The first ever 3D-printed house in the southern hemisphere has been built in a Melbourne manufacturing warehouse in just three days. The structure's elements were printed in the first two days and assembled on day three while the structure meets the Australia and New Zealand building codes.
The house was built by Australian 3D printing building and construction company Luyten in December, using highly robust and eco-friendly 3D printable concrete.
The structure, called the Heptapod, costs less than 70 per cent of traditional building methods, supporting the fast-growing tiny houses movement.
"We are absolutely ecstatic with the 3D printing of our first house," Luyten 3D cofounder and CEO Ahmed Mahil said.
"It is a fine example of the type of structure that can be built using our innovative 3D printing technology and will provide people with the ability to see and touch a 3D-printed home in person before they order one."
Since the business launched in 2020, it has partnered with the University of New South Wales to build structures and base camps on the moon and on other planets, including Mars.
Some of the 3D homes on order will be used for affordable housing options in regional areas of the country, as well as schools and accommodation.
The 3D printable concrete results in 82.5 megapascal (MPa) compressive strength after 28 days, four times stronger than the 20 MPa residential building code requires.

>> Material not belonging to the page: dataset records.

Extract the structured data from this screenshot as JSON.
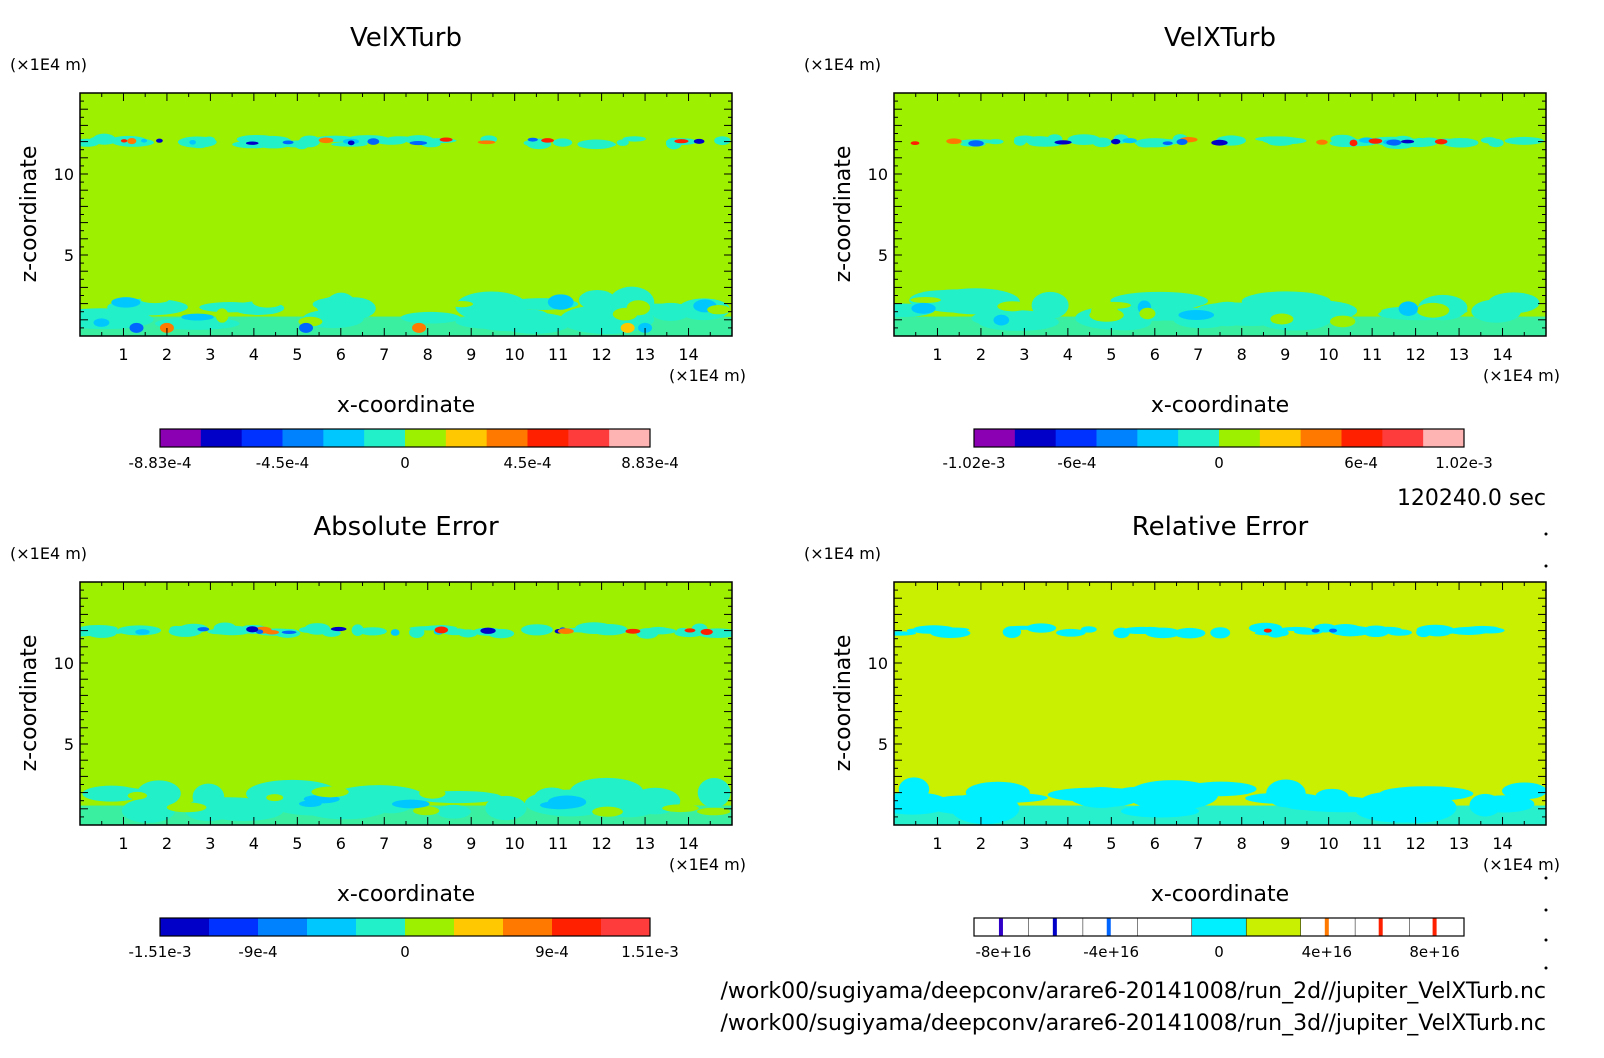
{
  "timestamp": "120240.0 sec",
  "file_paths": [
    "/work00/sugiyama/deepconv/arare6-20141008/run_2d//jupiter_VelXTurb.nc",
    "/work00/sugiyama/deepconv/arare6-20141008/run_3d//jupiter_VelXTurb.nc"
  ],
  "colors": {
    "background": "#9cf000",
    "relative_background": "#c8f000",
    "cyan": "#22f0c8",
    "light_blue": "#00c8ff",
    "blue": "#0064ff",
    "dark_blue": "#0000c8",
    "orange": "#ff7800",
    "red": "#ff2000",
    "yellow": "#ffc800"
  },
  "chart_data": [
    {
      "type": "heatmap",
      "title": "VelXTurb",
      "xlabel": "x-coordinate",
      "ylabel": "z-coordinate",
      "x_unit": "(×1E4 m)",
      "y_unit": "(×1E4 m)",
      "xlim": [
        0,
        15
      ],
      "ylim": [
        0,
        15
      ],
      "x_ticks": [
        1,
        2,
        3,
        4,
        5,
        6,
        7,
        8,
        9,
        10,
        11,
        12,
        13,
        14
      ],
      "y_ticks": [
        5,
        10
      ],
      "colorbar": {
        "colors": [
          "#8c00b4",
          "#0000c8",
          "#0032ff",
          "#0082ff",
          "#00c8ff",
          "#22f0c8",
          "#9cf000",
          "#ffc800",
          "#ff7800",
          "#ff2000",
          "#ff3c3c",
          "#ffb4b4"
        ],
        "tick_labels": [
          "-8.83e-4",
          "-4.5e-4",
          "0",
          "4.5e-4",
          "8.83e-4"
        ],
        "tick_positions": [
          0,
          0.25,
          0.5,
          0.75,
          1
        ]
      }
    },
    {
      "type": "heatmap",
      "title": "VelXTurb",
      "xlabel": "x-coordinate",
      "ylabel": "z-coordinate",
      "x_unit": "(×1E4 m)",
      "y_unit": "(×1E4 m)",
      "xlim": [
        0,
        15
      ],
      "ylim": [
        0,
        15
      ],
      "x_ticks": [
        1,
        2,
        3,
        4,
        5,
        6,
        7,
        8,
        9,
        10,
        11,
        12,
        13,
        14
      ],
      "y_ticks": [
        5,
        10
      ],
      "colorbar": {
        "colors": [
          "#8c00b4",
          "#0000c8",
          "#0032ff",
          "#0082ff",
          "#00c8ff",
          "#22f0c8",
          "#9cf000",
          "#ffc800",
          "#ff7800",
          "#ff2000",
          "#ff3c3c",
          "#ffb4b4"
        ],
        "tick_labels": [
          "-1.02e-3",
          "-6e-4",
          "0",
          "6e-4",
          "1.02e-3"
        ],
        "tick_positions": [
          0,
          0.21,
          0.5,
          0.79,
          1
        ]
      }
    },
    {
      "type": "heatmap",
      "title": "Absolute Error",
      "xlabel": "x-coordinate",
      "ylabel": "z-coordinate",
      "x_unit": "(×1E4 m)",
      "y_unit": "(×1E4 m)",
      "xlim": [
        0,
        15
      ],
      "ylim": [
        0,
        15
      ],
      "x_ticks": [
        1,
        2,
        3,
        4,
        5,
        6,
        7,
        8,
        9,
        10,
        11,
        12,
        13,
        14
      ],
      "y_ticks": [
        5,
        10
      ],
      "colorbar": {
        "colors": [
          "#0000c8",
          "#0032ff",
          "#0082ff",
          "#00c8ff",
          "#22f0c8",
          "#9cf000",
          "#ffc800",
          "#ff7800",
          "#ff2000",
          "#ff3c3c"
        ],
        "tick_labels": [
          "-1.51e-3",
          "-9e-4",
          "0",
          "9e-4",
          "1.51e-3"
        ],
        "tick_positions": [
          0,
          0.2,
          0.5,
          0.8,
          1
        ]
      }
    },
    {
      "type": "heatmap",
      "title": "Relative Error",
      "xlabel": "x-coordinate",
      "ylabel": "z-coordinate",
      "x_unit": "(×1E4 m)",
      "y_unit": "(×1E4 m)",
      "xlim": [
        0,
        15
      ],
      "ylim": [
        0,
        15
      ],
      "x_ticks": [
        1,
        2,
        3,
        4,
        5,
        6,
        7,
        8,
        9,
        10,
        11,
        12,
        13,
        14
      ],
      "y_ticks": [
        5,
        10
      ],
      "colorbar": {
        "colors": [
          "#ffffff",
          "#ffffff",
          "#ffffff",
          "#ffffff",
          "#00f0ff",
          "#c8f000",
          "#ffffff",
          "#ffffff",
          "#ffffff"
        ],
        "tick_labels": [
          "-8e+16",
          "-4e+16",
          "0",
          "4e+16",
          "8e+16"
        ],
        "tick_positions": [
          0.06,
          0.28,
          0.5,
          0.72,
          0.94
        ]
      }
    }
  ]
}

Mr Mahil said the printed elements were ready to handle and be moved within only five hours of being printed.
“This is the great thing about our special concrete mix, it cures quickly and delivers results that supersede what is currently available at four times less cost."
Mr Mahil said the 3D printing technology allows construction projects, which traditionally take months or years to complete, be finished in a matter of days.
Furthermore, Mr Mahil said the technology reduces 60% of construction waste, 70% of production time, and 80% of labour costs.
“In addition, the technology is proven to increase construction site efficiency with 60% guaranteed costs savings, 300 to 500 times shorter execution times, and an 80% total reduction in monetary expenses without formwork in concrete construction,” he said.
3D printing homes is eco-friendly too — Mr Mahil said Luyten 3D’s technology employs up to 40% less carbon dioxide emissions through propriety mixes that reduce use of cement, and the robotic systems reduce construction site and logistics carbon dioxide footprints by 50% to 70%.
According to data by CoreLogic, Australian housing values grew 22.1 per cent last year - growth not seen since the 1980s - but it had since slowed across most capital cities.
"It is clear that most markets have moved through a peak rate of growth," CoreLogic's research director Tim Lawless said.
"We saw most of the capitals moved through a peak rate of growth around March last year."